Clustered regularly interspaced short palindromic repeats (CRISPR) were originally discovered as an immunological mechanism in bacteria and archaea [2, 42]. The type II CRISPR-Cas9 system has been extensively developed as a powerful genome-editing tool because of its high on-target efficiency in numerous prokaryotes and eukaryotes, including (but not limited to) E. coli [16], Streptomyces spp. [7], Clostridium cellulolyticum [43], Lactobacillus reuteri [30], Saccharomyces cerevisiae [11], Bombyx mori [41], Filamentous fungi [23, 28], Drosophila [46], Candida albicans [40], higher plants [32], and multiple human cell lines [8, 19, 25]. The CRISPR-associated protein (Cas9) endonuclease is guided by a mature CRISPR RNA (crRNA) and a trans-activating crRNA (tracrRNA) towards a target DNA sequence (known as a protospacer). The dual-tracrRNA:crRNA also can be engineered as a single guide RNA (sgRNA) to direct sequence-specific Cas9 dsDNA cleavage [18]. A protospacer-adjacent motif (PAM) immediately follows the 3′ end of the protospacer (NGG in Streptococcus pyogenes, where N represents any nucleotide) [10]. In eukaryotes, DNA double-stranded breaks (DBSs) are induced by the Cas9–RNA complex and are repaired by either homologous recombination (HR) or non-homologous end joining (NHEJ). The NHEJ pathway recruits multiple proteins, including KU70 and KU80, and does not require a homologous template [9]. When a homologous template is present, the HR pathway recruits multiple proteins to repair the DSBs through a homology-based repair process [36]. It has been previously reported that frequency of NHEJ-mediated DSBs repair is high in Y. lipolytica [31].

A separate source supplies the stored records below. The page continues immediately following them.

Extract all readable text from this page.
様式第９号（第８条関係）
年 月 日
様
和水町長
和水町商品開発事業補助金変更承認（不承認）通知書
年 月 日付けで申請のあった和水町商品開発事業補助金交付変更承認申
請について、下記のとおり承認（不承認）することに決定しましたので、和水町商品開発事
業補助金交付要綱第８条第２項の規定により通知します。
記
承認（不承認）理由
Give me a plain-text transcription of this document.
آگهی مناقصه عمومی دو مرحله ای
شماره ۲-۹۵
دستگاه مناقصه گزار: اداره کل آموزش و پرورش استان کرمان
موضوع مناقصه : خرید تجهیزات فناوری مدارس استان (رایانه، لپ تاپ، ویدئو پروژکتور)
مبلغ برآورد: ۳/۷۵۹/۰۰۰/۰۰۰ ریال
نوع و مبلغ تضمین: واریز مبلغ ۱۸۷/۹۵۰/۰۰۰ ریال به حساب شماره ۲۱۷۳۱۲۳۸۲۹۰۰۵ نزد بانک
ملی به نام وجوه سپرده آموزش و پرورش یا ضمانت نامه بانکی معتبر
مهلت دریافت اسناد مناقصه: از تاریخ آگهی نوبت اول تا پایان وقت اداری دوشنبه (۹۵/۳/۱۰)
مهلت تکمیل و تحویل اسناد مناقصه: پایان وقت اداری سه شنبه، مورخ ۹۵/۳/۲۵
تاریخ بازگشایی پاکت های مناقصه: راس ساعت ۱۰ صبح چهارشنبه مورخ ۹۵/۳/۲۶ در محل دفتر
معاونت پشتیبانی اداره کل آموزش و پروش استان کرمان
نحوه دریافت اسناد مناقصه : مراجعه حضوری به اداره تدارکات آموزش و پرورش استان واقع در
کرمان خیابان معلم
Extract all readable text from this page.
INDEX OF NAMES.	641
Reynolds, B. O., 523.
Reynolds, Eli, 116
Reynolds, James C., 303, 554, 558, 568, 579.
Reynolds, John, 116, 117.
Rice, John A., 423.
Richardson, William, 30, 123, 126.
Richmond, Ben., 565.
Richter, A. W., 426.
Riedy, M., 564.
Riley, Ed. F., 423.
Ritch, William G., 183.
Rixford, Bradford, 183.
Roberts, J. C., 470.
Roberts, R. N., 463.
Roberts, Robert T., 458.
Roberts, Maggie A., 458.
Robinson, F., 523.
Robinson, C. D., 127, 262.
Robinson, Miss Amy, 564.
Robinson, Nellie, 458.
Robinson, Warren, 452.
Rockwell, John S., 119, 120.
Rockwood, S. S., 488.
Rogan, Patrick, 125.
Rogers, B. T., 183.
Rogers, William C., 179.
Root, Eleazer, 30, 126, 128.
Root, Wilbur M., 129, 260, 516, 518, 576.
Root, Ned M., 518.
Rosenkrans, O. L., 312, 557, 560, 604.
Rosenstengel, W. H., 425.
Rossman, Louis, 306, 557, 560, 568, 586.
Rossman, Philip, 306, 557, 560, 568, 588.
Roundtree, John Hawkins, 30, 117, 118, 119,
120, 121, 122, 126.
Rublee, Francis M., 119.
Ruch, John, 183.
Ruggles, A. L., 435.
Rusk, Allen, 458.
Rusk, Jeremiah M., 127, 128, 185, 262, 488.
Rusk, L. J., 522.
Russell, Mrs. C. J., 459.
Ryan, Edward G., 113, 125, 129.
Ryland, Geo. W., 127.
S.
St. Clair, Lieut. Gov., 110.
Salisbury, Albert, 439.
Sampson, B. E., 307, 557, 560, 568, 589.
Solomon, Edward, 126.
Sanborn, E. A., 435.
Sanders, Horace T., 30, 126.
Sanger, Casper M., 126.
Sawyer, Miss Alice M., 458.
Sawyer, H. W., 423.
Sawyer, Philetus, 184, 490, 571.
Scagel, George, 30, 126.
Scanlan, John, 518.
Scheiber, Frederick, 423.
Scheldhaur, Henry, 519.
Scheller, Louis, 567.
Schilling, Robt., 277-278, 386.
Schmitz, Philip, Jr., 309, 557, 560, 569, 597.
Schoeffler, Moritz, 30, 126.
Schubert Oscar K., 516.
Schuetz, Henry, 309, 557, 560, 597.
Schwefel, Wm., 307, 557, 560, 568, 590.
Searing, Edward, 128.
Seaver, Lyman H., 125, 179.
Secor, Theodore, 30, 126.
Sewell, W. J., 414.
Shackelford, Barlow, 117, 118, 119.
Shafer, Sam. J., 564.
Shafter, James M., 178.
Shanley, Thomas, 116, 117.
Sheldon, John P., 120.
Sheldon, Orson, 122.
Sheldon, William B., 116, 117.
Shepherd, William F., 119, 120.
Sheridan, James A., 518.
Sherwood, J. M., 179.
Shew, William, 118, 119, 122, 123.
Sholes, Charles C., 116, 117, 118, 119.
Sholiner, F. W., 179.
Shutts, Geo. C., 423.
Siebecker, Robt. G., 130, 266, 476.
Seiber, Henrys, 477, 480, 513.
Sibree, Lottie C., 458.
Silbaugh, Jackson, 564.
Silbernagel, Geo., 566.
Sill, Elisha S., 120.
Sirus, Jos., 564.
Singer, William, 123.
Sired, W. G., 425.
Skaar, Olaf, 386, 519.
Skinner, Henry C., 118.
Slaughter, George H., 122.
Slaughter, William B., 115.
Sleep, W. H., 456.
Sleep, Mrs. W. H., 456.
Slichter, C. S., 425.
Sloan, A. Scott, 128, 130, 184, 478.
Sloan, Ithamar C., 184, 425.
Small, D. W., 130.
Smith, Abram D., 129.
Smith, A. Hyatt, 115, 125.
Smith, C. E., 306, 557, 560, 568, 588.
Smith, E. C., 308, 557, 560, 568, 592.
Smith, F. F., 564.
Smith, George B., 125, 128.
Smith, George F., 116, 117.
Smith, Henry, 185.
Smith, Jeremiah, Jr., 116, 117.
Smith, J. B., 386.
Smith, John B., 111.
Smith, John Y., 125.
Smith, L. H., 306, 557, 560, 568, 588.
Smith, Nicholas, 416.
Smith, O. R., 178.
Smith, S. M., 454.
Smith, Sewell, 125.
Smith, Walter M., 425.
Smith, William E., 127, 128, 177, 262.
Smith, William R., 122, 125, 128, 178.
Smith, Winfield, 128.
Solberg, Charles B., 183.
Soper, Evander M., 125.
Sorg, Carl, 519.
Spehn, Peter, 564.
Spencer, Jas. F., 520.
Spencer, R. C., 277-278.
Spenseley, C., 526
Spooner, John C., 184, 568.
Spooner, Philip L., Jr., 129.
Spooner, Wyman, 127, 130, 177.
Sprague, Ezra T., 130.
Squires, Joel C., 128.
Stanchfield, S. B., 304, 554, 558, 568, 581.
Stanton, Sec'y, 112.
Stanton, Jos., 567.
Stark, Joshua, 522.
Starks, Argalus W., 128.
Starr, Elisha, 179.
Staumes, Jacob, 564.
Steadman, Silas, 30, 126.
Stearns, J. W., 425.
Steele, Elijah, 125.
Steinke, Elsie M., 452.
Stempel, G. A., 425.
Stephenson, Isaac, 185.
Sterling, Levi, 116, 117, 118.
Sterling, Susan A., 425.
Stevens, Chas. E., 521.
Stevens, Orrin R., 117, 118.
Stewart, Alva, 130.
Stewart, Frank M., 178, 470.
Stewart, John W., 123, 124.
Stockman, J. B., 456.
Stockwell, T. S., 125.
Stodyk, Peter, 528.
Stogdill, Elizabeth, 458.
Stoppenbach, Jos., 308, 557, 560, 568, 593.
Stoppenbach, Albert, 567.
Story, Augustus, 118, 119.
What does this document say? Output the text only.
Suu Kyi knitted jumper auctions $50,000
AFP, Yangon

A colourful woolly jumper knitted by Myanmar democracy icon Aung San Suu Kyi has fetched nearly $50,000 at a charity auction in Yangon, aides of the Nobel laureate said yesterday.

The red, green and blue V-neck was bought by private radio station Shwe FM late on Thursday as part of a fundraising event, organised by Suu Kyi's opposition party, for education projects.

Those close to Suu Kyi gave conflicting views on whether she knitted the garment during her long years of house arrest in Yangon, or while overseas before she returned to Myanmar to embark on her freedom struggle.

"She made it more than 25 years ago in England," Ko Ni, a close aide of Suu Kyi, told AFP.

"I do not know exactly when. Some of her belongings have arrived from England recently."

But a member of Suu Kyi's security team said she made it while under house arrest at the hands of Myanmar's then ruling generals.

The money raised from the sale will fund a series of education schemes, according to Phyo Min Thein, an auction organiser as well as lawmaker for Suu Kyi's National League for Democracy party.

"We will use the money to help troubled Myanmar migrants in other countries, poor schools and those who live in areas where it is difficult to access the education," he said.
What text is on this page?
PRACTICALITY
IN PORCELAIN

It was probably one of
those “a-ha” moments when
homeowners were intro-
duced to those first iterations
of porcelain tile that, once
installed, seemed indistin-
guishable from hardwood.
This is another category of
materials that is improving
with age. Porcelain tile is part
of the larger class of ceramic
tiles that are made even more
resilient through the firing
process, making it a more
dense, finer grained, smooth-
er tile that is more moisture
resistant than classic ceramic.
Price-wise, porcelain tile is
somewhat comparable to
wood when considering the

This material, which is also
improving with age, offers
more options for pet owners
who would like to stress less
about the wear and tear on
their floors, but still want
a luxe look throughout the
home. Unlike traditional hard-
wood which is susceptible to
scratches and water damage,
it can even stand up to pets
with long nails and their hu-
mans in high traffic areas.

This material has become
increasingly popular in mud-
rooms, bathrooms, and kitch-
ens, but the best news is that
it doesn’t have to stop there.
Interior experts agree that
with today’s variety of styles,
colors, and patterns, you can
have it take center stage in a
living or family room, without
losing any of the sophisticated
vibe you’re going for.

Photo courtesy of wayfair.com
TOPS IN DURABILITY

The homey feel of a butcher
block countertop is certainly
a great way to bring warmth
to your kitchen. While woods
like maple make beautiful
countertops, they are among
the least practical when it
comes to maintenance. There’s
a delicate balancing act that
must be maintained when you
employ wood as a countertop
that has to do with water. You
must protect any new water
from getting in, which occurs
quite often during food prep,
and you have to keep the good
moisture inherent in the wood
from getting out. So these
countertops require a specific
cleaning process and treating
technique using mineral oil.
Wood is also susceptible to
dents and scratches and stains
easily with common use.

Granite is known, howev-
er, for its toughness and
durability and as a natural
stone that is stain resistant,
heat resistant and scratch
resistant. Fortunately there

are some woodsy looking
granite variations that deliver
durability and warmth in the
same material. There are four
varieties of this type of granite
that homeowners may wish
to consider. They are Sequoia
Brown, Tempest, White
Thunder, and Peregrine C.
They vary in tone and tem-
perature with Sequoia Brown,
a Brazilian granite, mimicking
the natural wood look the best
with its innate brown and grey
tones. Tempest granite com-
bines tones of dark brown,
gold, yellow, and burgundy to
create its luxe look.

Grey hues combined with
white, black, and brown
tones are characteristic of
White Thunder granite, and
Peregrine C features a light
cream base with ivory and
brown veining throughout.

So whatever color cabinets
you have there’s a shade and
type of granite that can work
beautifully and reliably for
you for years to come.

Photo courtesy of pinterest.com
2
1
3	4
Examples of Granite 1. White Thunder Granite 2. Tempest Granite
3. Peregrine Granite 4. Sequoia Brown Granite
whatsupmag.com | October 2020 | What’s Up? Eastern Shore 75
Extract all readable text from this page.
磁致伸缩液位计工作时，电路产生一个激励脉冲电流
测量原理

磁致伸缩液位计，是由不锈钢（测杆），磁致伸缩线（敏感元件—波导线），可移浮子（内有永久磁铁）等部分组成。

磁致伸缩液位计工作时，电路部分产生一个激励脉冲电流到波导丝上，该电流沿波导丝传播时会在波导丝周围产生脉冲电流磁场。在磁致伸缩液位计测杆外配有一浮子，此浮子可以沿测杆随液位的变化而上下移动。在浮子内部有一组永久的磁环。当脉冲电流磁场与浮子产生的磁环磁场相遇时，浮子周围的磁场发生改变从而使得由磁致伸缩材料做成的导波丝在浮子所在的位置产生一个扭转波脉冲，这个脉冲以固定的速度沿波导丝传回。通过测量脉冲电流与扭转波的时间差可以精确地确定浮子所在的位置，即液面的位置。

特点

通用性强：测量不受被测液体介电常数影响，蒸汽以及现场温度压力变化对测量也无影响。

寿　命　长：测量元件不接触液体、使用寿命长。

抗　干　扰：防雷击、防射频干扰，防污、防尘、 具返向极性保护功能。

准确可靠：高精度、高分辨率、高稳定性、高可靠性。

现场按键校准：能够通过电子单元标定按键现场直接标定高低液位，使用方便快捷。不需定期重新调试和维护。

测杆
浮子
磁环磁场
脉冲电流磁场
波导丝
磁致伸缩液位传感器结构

CRISPR-Cas9 systems have been implemented in three species of yeast, S. cerevisiae [11], Schizosaccharomyces pombe [15] and Kluyveromyces lactis [14]. These tools have enabled single-gene and simultaneous multigene editing [1, 14, 34]. The CRISPR-Cas9 system used in S. cerevisiae was successfully extended to K. lactis [14]. However, this system could not function in Y. lipolytica (data not shown). It is possible that biological impediments exist that would render the S. cerevisiae constructs inapplicable to Y. lipolytica. Schwartz et al. [33] developed a two plasmid-based CRISPR system, in which the sgRNA was expressed by an architectural synthetic RNA polymerase III promoter, and the system successfully achieved single-gene knockouts and knockins in Y. lipolytica.
In this study, we demonstrated a single plasmid-based CRISPR-Cas9 system using pCASyl that successfully achieved single or multiple gene disruption via NHEJ or HR in wild-type, ku70-deficient and ku70/ku80 double-deficient strains of Y. lipolytica (Fig. 1). The pCASyl can be easily cured to enable multiple rounds of gene editing. The pCASyl system was successfully expanded to different Y. lipolytica strains for gene disruption.
Materials and methods
Strains, media and culture conditions
The Y. lipolytica strains used in this study are listed in Table 1. The cells used for transformations were cultivated overnight in culture tubes and transferred to culture flasks for incubation and continuous shaking in a fresh YPD medium, as previously described [13]. After transformation, the cells were grown in an appropriate synthetic complete (SC) medium without the auxotrophic compound supplemented by the plasmids [13]. SC-ura (SC-uracil) plates were used to select the ku70- and ku80-disrupted cells. SC-leu (SC-leucine) plates were used to select the pMCSCen1 plasmid and to derive the transformants. SCG-leu indicates that glucose was the unique carbon source in the SC-leu medium. SCO-leu indicates that oleic acid was the unique carbon source in the SC-leu medium. Glycerol was the unique carbon source in the SCGly-leu medium. All Y. lipolytica cells were cultured at 30 °C. Continuous shaking of the liquid cultures was performed at 250 rpm. To cure the pCASyl plasmid, a single colony was cultured for approximately 15 h up to early log-phase, with cell densities reaching an optical absorbance of approximately 0.5 at 600 nm. The culture was diluted to approximately 1000 cells per milliliter and was plated onto YPD agar.
Construction of plasmids
Plasmids are listed in Table 1; primers are listed in Table S1.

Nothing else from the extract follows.